The WHERE clause can be combined with AND, OR, and NOT operators.
The AND and OR operators are used to filter records based on more than one condition:
- The AND operator displays a record if all the conditions separated by AND are TRUE.
- The OR operator displays a record if any of the conditions separated by OR is TRUE.
The NOT operator displays a record if the condition(s) is NOT TRUE.

-- AND syntax
SELECT column1, column2, ... 
FROM table_name 
WHERE condition1 AND condition2 AND condition3 ...;

-- OR syntax
SELECT column1, column2, ... 
FROM table_name 
WHERE condition1 OR condition2 OR condition3 ...;

-- NOT syntax
SELECT column1, column2, ... 
FROM table_name 
WHERE NOT condition;

-- Examples
SELECT * FROM Customers WHERE Country='India' AND City='Japan';
SELECT * FROM Customers WHERE Country='America' AND (City='India' OR City='Korea');

DISTINCT

Removes duplicate rows from query results.

SELECT DISTINCT column1, column2 FROM table_name;

LIKE

The LIKE operator is used in a WHERE clause to search for a specified pattern in a column.

There are two wildcards often used in conjunction with the LIKE operator:

The percent sign (%) represents zero, one, or multiple characters
The underscore sign (_) represents one, single character

-- Examples
SELECT * FROM employees WHERE first_name LIKE 'J%';

WHERE CustomerName LIKE 'a%'      -- Finds values that start with "a"
WHERE CustomerName LIKE '%a'      -- Finds values that end with "a"
WHERE CustomerName LIKE '%or%'    -- Finds values that have "or" in any position
WHERE CustomerName LIKE '_r%'     -- Finds values that have "r" in the second position
WHERE CustomerName LIKE 'a_%'     -- Finds values that start with "a" and are at least 2 chars
WHERE CustomerName LIKE 'a__%'    -- Finds values that start with "a" and are at least 3 chars
WHERE ContactName LIKE 'a%o'      -- Finds values that start with "a" and ends with "o"

IN

Filters results based on a list of values in the WHERE clause.

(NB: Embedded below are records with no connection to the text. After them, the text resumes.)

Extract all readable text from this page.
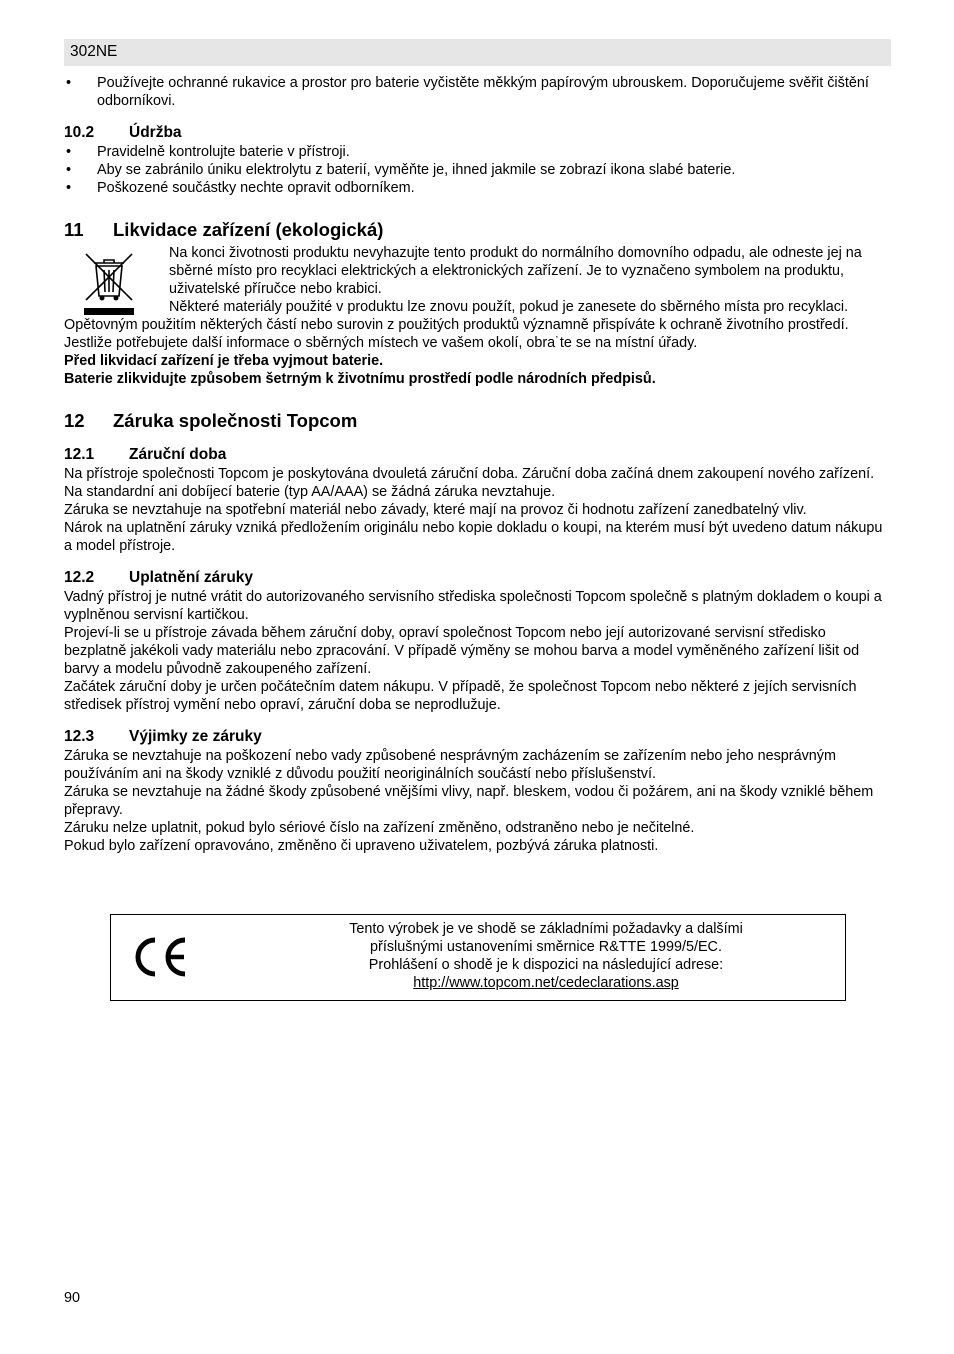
302NE
• Používejte ochranné rukavice a prostor pro baterie vyčistěte měkkým papírovým ubrouskem. Doporučujeme svěřit čištění odborníkovi.
10.2 Údržba
• Pravidelně kontrolujte baterie v přístroji.
• Aby se zabránilo úniku elektrolytu z baterií, vyměňte je, ihned jakmile se zobrazí ikona slabé baterie.
• Poškozené součástky nechte opravit odborníkem.
11 Likvidace zařízení (ekologická)

Na konci životnosti produktu nevyhazujte tento produkt do normálního domovního odpadu, ale odneste jej na sběrné místo pro recyklaci elektrických a elektronických zařízení. Je to vyznačeno symbolem na produktu, uživatelské příručce nebo krabici.

Některé materiály použité v produktu lze znovu použít, pokud je zanesete do sběrného místa pro recyklaci. Opětovným použitím některých částí nebo surovin z použitých produktů významně přispíváte k ochraně životního prostředí. Jestliže potřebujete další informace o sběrných místech ve vašem okolí, obra˙te se na místní úřady.

Před likvidací zařízení je třeba vyjmout baterie.

Baterie zlikvidujte způsobem šetrným k životnímu prostředí podle národních předpisů.

12 Záruka společnosti Topcom
12.1 Záruční doba

Na přístroje společnosti Topcom je poskytována dvouletá záruční doba. Záruční doba začíná dnem zakoupení nového zařízení. Na standardní ani dobíjecí baterie (typ AA/AAA) se žádná záruka nevztahuje.

Záruka se nevztahuje na spotřební materiál nebo závady, které mají na provoz či hodnotu zařízení zanedbatelný vliv.

Nárok na uplatnění záruky vzniká předložením originálu nebo kopie dokladu o koupi, na kterém musí být uvedeno datum nákupu a model přístroje.

12.2 Uplatnění záruky

Vadný přístroj je nutné vrátit do autorizovaného servisního střediska společnosti Topcom společně s platným dokladem o koupi a vyplněnou servisní kartičkou.

Projeví-li se u přístroje závada během záruční doby, opraví společnost Topcom nebo její autorizované servisní středisko bezplatně jakékoli vady materiálu nebo zpracování. V případě výměny se mohou barva a model vyměněného zařízení lišit od barvy a modelu původně zakoupeného zařízení.

Začátek záruční doby je určen počátečním datem nákupu. V případě, že společnost Topcom nebo některé z jejích servisních středisek přístroj vymění nebo opraví, záruční doba se neprodlužuje.

12.3 Výjimky ze záruky

Záruka se nevztahuje na poškození nebo vady způsobené nesprávným zacházením se zařízením nebo jeho nesprávným používáním ani na škody vzniklé z důvodu použití neoriginálních součástí nebo příslušenství.

Záruka se nevztahuje na žádné škody způsobené vnějšími vlivy, např. bleskem, vodou či požárem, ani na škody vzniklé během přepravy.

Záruku nelze uplatnit, pokud bylo sériové číslo na zařízení změněno, odstraněno nebo je nečitelné.

Pokud bylo zařízení opravováno, změněno či upraveno uživatelem, pozbývá záruka platnosti.

Tento výrobek je ve shodě se základními požadavky a dalšími
příslušnými ustanoveními směrnice R&TTE 1999/5/EC.
Prohlášení o shodě je k dispozici na následující adrese:
http://www.topcom.net/cedeclarations.asp
90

SELECT * FROM products WHERE category_id IN (1, 2, 3);

BETWEEN

Filters results within a specified range in the WHERE clause.

SELECT * FROM orders WHERE order_date BETWEEN '2023-01-01' AND '2023-06-30';

IS NULL

Checks for NULL values in the WHERE clause.

SELECT * FROM customers WHERE email IS NULL;

AS

Renames columns or expressions in query results.

SELECT first_name AS "First Name", last_name AS "Last Name" FROM employees;

ORDER BY

The ORDER BY clause allows you to sort the result set of a query based on one or more columns.

-- Basic syntax
SELECT column1, column2 FROM table_name ORDER BY column1 [ASC|DESC];

-- Example (descending order)
SELECT product_name, price FROM products ORDER BY price DESC;

-- Sorting by multiple columns
SELECT first_name, last_name FROM employees ORDER BY last_name, first_name;

-- Sorting by expressions
SELECT product_name, price, price * 1.1 AS discounted_price 
FROM products ORDER BY discounted_price;

-- Sorting NULL values
SELECT column_name FROM table_name ORDER BY column_name NULLS LAST;

-- Sorting by position
SELECT product_name, price FROM products ORDER BY 2 DESC, 1 ASC;

GROUP BY

The GROUP BY clause in SQL is used to group rows from a table based on one or more columns.

-- Basic syntax
SELECT column1, aggregate_function(column2) 
FROM table_name 
GROUP BY column1;

-- Example with aggregation
SELECT department, AVG(salary) FROM employees GROUP BY department;

-- Grouping by multiple columns
SELECT department, gender, AVG(salary) 
FROM employees 
GROUP BY department, gender;

-- HAVING clause
SELECT department, AVG(salary) 
FROM employees 
GROUP BY department 
HAVING AVG(salary) > 50000;

-- Combining GROUP BY and ORDER BY
SELECT department, COUNT(*) 
FROM employees 
GROUP BY department 
ORDER BY COUNT(*) DESC;

AGGREGATE FUNCTIONS

These are used to perform calculations on groups of rows or entire result sets. They provide insights into data by summarising and processing information.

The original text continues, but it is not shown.